Rice University researchers have found a way to harvest hydrogen from plastic waste using a low-emissions method that generates graphene as a by-product, which could help offset production costs.

Hydrogen is viewed as a promising alternative to fossil fuel, but the methods used to make it either generate too much carbon dioxide or are too expensive.

Rice University researchers have found a way to harvest hydrogen from plastic waste using a low-emissions method that could more than pay for itself.

Kevin Wyss, a Rice doctoral alumnus and lead author on a study published in Advanced Materials said, “In this work, we converted waste plastics – including mixed waste plastics that don’t have to be sorted by type or washed – into high-yield hydrogen gas and high-value graphene. If the produced graphene is sold at only 5% of current market value – a 95% off sale! – clean hydrogen could be produced for free.”

Scanning electron microscope (SEM) image of layered stacks of nano-scale flash graphene sheets formed from waste plastic. Image Credit: Kevin Wyss/Tour lab/Rice University.
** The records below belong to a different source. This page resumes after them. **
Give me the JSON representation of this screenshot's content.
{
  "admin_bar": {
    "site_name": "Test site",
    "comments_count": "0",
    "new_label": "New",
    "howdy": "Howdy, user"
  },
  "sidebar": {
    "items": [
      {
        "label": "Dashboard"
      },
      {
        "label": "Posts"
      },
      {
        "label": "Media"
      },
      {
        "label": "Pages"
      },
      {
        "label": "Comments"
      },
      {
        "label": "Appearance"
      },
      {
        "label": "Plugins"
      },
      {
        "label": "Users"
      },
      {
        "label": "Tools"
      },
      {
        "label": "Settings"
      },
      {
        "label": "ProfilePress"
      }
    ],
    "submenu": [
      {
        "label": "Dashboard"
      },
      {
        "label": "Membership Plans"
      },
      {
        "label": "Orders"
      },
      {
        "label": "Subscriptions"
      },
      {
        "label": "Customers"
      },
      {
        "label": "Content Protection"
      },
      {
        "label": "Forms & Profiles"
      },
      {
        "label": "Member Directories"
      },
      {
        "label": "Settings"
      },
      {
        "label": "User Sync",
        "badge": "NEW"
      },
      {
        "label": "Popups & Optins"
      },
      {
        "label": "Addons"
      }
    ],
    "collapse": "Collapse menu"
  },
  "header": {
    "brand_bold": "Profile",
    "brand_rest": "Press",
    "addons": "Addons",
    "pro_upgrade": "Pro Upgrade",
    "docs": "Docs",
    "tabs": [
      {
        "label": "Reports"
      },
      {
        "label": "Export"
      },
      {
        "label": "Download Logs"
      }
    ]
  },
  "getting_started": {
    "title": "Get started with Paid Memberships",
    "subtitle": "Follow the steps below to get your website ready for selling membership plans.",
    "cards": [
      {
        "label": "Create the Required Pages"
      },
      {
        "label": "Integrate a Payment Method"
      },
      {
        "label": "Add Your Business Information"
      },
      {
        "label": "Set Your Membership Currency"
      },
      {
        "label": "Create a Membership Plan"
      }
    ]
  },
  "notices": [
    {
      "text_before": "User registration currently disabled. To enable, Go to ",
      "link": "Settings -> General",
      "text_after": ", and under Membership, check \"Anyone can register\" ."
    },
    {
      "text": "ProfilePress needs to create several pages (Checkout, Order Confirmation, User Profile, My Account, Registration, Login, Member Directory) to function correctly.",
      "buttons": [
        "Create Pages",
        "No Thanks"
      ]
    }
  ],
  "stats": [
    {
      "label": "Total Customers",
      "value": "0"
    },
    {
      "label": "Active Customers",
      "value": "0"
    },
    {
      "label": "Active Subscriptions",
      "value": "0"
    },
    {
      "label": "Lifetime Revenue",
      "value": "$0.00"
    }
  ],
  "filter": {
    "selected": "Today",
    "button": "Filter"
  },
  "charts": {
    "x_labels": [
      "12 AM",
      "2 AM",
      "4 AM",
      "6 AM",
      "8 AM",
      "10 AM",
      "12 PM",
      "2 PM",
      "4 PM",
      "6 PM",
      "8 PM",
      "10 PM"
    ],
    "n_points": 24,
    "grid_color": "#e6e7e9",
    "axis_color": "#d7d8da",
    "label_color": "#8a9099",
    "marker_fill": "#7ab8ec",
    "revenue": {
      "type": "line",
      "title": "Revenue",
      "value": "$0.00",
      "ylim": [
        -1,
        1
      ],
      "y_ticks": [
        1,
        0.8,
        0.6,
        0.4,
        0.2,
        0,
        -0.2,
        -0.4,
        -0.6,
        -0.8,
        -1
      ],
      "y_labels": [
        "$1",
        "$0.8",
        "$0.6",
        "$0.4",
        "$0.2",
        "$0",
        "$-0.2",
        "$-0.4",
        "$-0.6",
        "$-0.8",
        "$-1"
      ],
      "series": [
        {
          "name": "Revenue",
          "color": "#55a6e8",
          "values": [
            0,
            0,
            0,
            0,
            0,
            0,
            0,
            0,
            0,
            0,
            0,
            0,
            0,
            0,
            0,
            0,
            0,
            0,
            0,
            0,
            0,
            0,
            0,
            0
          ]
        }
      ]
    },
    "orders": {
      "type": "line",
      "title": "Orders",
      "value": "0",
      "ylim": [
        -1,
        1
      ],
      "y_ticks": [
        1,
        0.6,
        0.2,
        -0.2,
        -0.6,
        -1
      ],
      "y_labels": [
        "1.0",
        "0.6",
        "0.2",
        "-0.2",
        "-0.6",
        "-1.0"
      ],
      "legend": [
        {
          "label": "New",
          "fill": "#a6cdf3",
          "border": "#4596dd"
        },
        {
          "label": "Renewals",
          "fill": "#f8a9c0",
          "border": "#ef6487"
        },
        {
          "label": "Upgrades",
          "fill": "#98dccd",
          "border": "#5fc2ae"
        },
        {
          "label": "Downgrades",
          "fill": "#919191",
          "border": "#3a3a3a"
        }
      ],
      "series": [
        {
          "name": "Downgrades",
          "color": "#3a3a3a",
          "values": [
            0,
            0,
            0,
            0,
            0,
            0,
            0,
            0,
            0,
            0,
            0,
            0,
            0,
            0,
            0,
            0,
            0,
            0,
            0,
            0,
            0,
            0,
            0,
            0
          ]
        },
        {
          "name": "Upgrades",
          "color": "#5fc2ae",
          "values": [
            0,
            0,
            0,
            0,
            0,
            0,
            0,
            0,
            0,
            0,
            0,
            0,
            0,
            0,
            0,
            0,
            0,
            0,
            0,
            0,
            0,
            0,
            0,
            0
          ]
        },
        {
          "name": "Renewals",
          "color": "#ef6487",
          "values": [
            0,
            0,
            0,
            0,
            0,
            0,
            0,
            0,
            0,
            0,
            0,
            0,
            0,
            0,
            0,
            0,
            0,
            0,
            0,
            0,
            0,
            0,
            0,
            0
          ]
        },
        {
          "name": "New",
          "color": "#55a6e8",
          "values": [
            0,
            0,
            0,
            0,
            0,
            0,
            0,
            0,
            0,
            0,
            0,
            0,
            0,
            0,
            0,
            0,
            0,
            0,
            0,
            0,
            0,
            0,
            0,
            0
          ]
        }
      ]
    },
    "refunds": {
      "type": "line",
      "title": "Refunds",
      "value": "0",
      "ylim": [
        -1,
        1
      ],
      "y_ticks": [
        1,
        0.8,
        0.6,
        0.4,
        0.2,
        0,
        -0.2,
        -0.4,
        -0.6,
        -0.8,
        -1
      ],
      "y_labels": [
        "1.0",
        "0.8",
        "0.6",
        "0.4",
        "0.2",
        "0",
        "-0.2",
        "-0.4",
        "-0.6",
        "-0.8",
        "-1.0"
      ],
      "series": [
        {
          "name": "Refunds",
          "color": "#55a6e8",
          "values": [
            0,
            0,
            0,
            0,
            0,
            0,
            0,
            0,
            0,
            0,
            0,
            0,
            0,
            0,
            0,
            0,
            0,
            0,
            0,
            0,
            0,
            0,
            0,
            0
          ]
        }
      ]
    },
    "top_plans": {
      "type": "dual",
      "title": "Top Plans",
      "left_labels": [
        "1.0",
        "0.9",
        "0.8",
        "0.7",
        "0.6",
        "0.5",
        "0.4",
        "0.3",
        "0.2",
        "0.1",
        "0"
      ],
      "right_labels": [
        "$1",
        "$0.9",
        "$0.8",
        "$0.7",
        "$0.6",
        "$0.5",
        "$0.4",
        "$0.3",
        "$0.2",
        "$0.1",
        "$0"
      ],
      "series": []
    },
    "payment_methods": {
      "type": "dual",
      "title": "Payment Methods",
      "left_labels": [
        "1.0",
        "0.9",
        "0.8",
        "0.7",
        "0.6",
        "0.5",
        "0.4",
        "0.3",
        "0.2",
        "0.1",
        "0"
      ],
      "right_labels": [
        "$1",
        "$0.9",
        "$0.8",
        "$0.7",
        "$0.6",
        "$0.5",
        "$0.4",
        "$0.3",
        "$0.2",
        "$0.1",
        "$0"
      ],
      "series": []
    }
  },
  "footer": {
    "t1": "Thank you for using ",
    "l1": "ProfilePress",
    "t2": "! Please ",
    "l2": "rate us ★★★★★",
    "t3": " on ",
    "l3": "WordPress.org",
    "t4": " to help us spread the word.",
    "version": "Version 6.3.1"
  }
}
Click the press release link for the larger view.

By comparison, ‘green’ hydrogen – produced using renewable energy sources to split water into its two component elements – costs roughly $5 for just over two pounds. Though cheaper, most of the nearly 100 million tons of hydrogen used globally in 2022 was derived from fossil fuels, its production generating roughly 12 tons of carbon dioxide per ton of hydrogen.

James Tour, Rice’s T. T. and W. F. Chao Professor of Chemistry and a professor of materials science and nanoengineering said, “The main form of hydrogen used today is ‘gray’ hydrogen, which is produced through steam-methane reforming, a method that generates a lot of carbon dioxide. Demand for hydrogen will likely skyrocket over the next few decades, so we can’t keep making it the same way we have up until now if we’re serious about reaching net zero emissions by 2050.”

The researchers exposed plastic waste samples to rapid flash Joule heating for about four seconds, bringing their temperature up to 3100 degrees Kelvin. The process vaporizes the hydrogen present in plastics, leaving behind graphene – an extremely light, durable material made up of a single layer of carbon atoms.

Wyss noted, “When we first discovered flash Joule heating and applied it to upcycle waste plastic into graphene, we observed a lot of volatile gases being produced and shooting out of the reactor. We wondered what they were, suspecting a mix of small hydrocarbons and hydrogen, but lacked the instrumentation to study their exact composition.”

Using funding from the United States Army Corps of Engineers, the Tour lab acquired the necessary equipment to characterize the vaporized contents.

“We know that polyethylene, for example, is made of 86% carbon and 14% hydrogen, and we demonstrated that we are able to recover up to 68% of that atomic hydrogen as gas with a 94% purity,” Wyss said. “Developing the methods and expertise to characterize and quantify all the gases, including hydrogen, produced by this method was a difficult but rewarding process for me.”

“I am glad that techniques I learned and used in this work – specifically life-cycle assessment and gas chromatography – can be applied to other projects in our group. I hope that this work will allow for the production of clean hydrogen from waste plastics, possibly solving major environmental problems like plastic pollution and the greenhouse gas-intensive production of hydrogen by steam methane reforming.”

The research was supported by the United States Army Engineer Research and Development Center (W912HZ-21-2-0050), the Air Force Office of Scientific Research (FA9550-22-1-0526), the National Science Foundation and the Office of Naval Research (N00014-22-1-2788).


This makes one wonder just how much hydrogen could be recycled back into the economy. More over, this sounds just simple and effective. That suggests strongly that this just might be economically viable.

Even more interesting is the military funding. And some think all that military money goes to weapons, ordinance and ammo. But you can now suspect, with cause, there just might be a very good national security reason to back this research.